Number of anomalies detected: 6959 (5.0%)

7Coding exercise¶

Code the compressed version of the data (narrow training sample) via the encoder part of the autoencoder.

# Solution: Use the encoder model to compress data
# The encoder was already built above:
# encoder_model = Model(inputs=input_layer, outputs=encoded)

# Compress the full training data
X_compressed_full = encoder_model.predict(X_train)

# Create a DataFrame with the compressed features
compressed_df = pd.DataFrame(
    X_compressed_full,
    columns=['AE1', 'AE2', 'AE3', 'AE4']
)

print("Compressed data shape:", compressed_df.shape)
print("\nFirst few rows:")
compressed_df.head()

# Compare compression quality: correlation between original and reconstructed
X_reconstructed = ae_model.predict(X_train)

# Compute correlation for each feature
correlations = []
for i, feat in enumerate(features_short):
    corr = np.corrcoef(X_train[:, i], X_reconstructed[:, i])[0, 1]
    correlations.append(corr)

print("Reconstruction quality (correlation original vs reconstructed):")
for feat, corr in zip(features_short, correlations):
    print(f"  {feat}: {corr:.4f}")

print(f"\nMean correlation: {np.mean(correlations):.4f}")

References¶

Meyer, C. D. (2000).

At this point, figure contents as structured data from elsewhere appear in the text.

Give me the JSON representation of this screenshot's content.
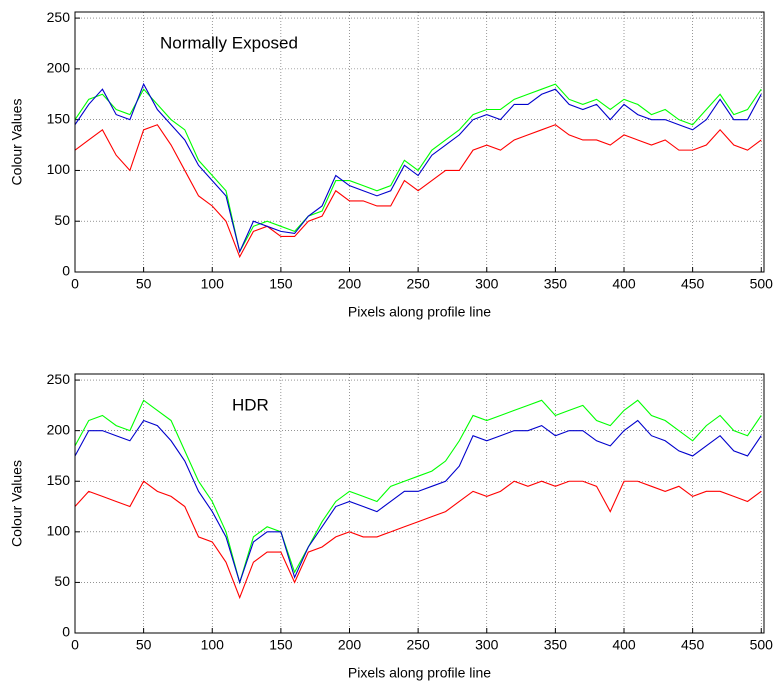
{
  "chart_data": [
    {
      "type": "line",
      "annotation": "Normally Exposed",
      "xlabel": "Pixels along profile line",
      "ylabel": "Colour Values",
      "xlim": [
        0,
        502
      ],
      "ylim": [
        0,
        256
      ],
      "xticks": [
        0,
        50,
        100,
        150,
        200,
        250,
        300,
        350,
        400,
        450,
        500
      ],
      "yticks": [
        0,
        50,
        100,
        150,
        200,
        250
      ],
      "grid": true,
      "x": [
        0,
        10,
        20,
        30,
        40,
        50,
        60,
        70,
        80,
        90,
        100,
        110,
        120,
        130,
        140,
        150,
        160,
        170,
        180,
        190,
        200,
        210,
        220,
        230,
        240,
        250,
        260,
        270,
        280,
        290,
        300,
        310,
        320,
        330,
        340,
        350,
        360,
        370,
        380,
        390,
        400,
        410,
        420,
        430,
        440,
        450,
        460,
        470,
        480,
        490,
        500
      ],
      "series": [
        {
          "color": "#00ff00",
          "values": [
            150,
            170,
            175,
            160,
            155,
            180,
            165,
            150,
            140,
            110,
            95,
            80,
            20,
            45,
            50,
            45,
            40,
            55,
            60,
            90,
            90,
            85,
            80,
            85,
            110,
            100,
            120,
            130,
            140,
            155,
            160,
            160,
            170,
            175,
            180,
            185,
            170,
            165,
            170,
            160,
            170,
            165,
            155,
            160,
            150,
            145,
            160,
            175,
            155,
            160,
            180
          ]
        },
        {
          "color": "#ff0000",
          "values": [
            120,
            130,
            140,
            115,
            100,
            140,
            145,
            125,
            100,
            75,
            65,
            50,
            15,
            40,
            45,
            35,
            35,
            50,
            55,
            80,
            70,
            70,
            65,
            65,
            90,
            80,
            90,
            100,
            100,
            120,
            125,
            120,
            130,
            135,
            140,
            145,
            135,
            130,
            130,
            125,
            135,
            130,
            125,
            130,
            120,
            120,
            125,
            140,
            125,
            120,
            130
          ]
        },
        {
          "color": "#0000cc",
          "values": [
            145,
            165,
            180,
            155,
            150,
            185,
            160,
            145,
            130,
            105,
            90,
            75,
            20,
            50,
            45,
            40,
            38,
            55,
            65,
            95,
            85,
            80,
            75,
            80,
            105,
            95,
            115,
            125,
            135,
            150,
            155,
            150,
            165,
            165,
            175,
            180,
            165,
            160,
            165,
            150,
            165,
            155,
            150,
            150,
            145,
            140,
            150,
            170,
            150,
            150,
            175
          ]
        }
      ]
    },
    {
      "type": "line",
      "annotation": "HDR",
      "xlabel": "Pixels along profile line",
      "ylabel": "Colour Values",
      "xlim": [
        0,
        502
      ],
      "ylim": [
        0,
        256
      ],
      "xticks": [
        0,
        50,
        100,
        150,
        200,
        250,
        300,
        350,
        400,
        450,
        500
      ],
      "yticks": [
        0,
        50,
        100,
        150,
        200,
        250
      ],
      "grid": true,
      "x": [
        0,
        10,
        20,
        30,
        40,
        50,
        60,
        70,
        80,
        90,
        100,
        110,
        120,
        130,
        140,
        150,
        160,
        170,
        180,
        190,
        200,
        210,
        220,
        230,
        240,
        250,
        260,
        270,
        280,
        290,
        300,
        310,
        320,
        330,
        340,
        350,
        360,
        370,
        380,
        390,
        400,
        410,
        420,
        430,
        440,
        450,
        460,
        470,
        480,
        490,
        500
      ],
      "series": [
        {
          "color": "#00ff00",
          "values": [
            185,
            210,
            215,
            205,
            200,
            230,
            220,
            210,
            180,
            150,
            130,
            100,
            50,
            95,
            105,
            100,
            60,
            85,
            110,
            130,
            140,
            135,
            130,
            145,
            150,
            155,
            160,
            170,
            190,
            215,
            210,
            215,
            220,
            225,
            230,
            215,
            220,
            225,
            210,
            205,
            220,
            230,
            215,
            210,
            200,
            190,
            205,
            215,
            200,
            195,
            215
          ]
        },
        {
          "color": "#ff0000",
          "values": [
            125,
            140,
            135,
            130,
            125,
            150,
            140,
            135,
            125,
            95,
            90,
            70,
            35,
            70,
            80,
            80,
            50,
            80,
            85,
            95,
            100,
            95,
            95,
            100,
            105,
            110,
            115,
            120,
            130,
            140,
            135,
            140,
            150,
            145,
            150,
            145,
            150,
            150,
            145,
            120,
            150,
            150,
            145,
            140,
            145,
            135,
            140,
            140,
            135,
            130,
            140
          ]
        },
        {
          "color": "#0000cc",
          "values": [
            175,
            200,
            200,
            195,
            190,
            210,
            205,
            190,
            170,
            140,
            120,
            95,
            50,
            90,
            100,
            100,
            55,
            85,
            105,
            125,
            130,
            125,
            120,
            130,
            140,
            140,
            145,
            150,
            165,
            195,
            190,
            195,
            200,
            200,
            205,
            195,
            200,
            200,
            190,
            185,
            200,
            210,
            195,
            190,
            180,
            175,
            185,
            195,
            180,
            175,
            195
          ]
        }
      ]
    }
  ]
}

Matrix analysis and applied linear algebra (Vol. 71). SIAM.
Connor, G., & Korajczyk, R. A. (1988). Risk and return in an equilibrium APT: Application of a new test methodology. Journal of Financial Economics, 21(2), 255–289.
Lettau, M., & Pelger, M. (2020). Estimating Latent Asset-Pricing Factors. Journal of Econometrics, 218(1), 1–31.
Lettau, M., & Pelger, M. (2020). Factors that Fit the Time Series and Cross-Section of Stock Returns. Review of Financial Studies, 33(5), 2274–2325.
Gu, S., Kelly, B. T., & Xiu, D. (2021). Autoencoder Asset Pricing Models. Journal of Econometrics, 222(1), 429–450.
Ripley, B. D. (2007). Pattern recognition and neural networks. Cambridge University Press.
Boriah, S., Chandola, V., & Kumar, V. (2008). Similarity measures for categorical data: A comparative evaluation. Proceedings of the 2008 SIAM International Conference on Data Mining, 243–254.
Bailey, T., & Jain, A. K. (1978). A note on distance-weighted k-nearest neighbor rules. IEEE Trans. On Systems, Man, Cybernetics, 8(4), 311–313.
Bhatia, N., & others. (2010). Survey of nearest neighbor techniques. arXiv Preprint, 1007.0085.
Ghosh, A. K. (2006). On optimum choice of k in nearest neighbor classification. Computational Statistics & Data Analysis, 50(11), 3113–3123.
Hall, P., Park, B. U., Samworth, R. J., & others. (2008). Choice of neighbor order in nearest-neighbor classification. Annals of Statistics, 36(5), 2135–2152.
Chen, Y., & Hao, Y. (2017). A feature weighted support vector machine and K-nearest neighbor algorithm for stock market indices prediction. Expert Systems with Applications, 80, 340–355.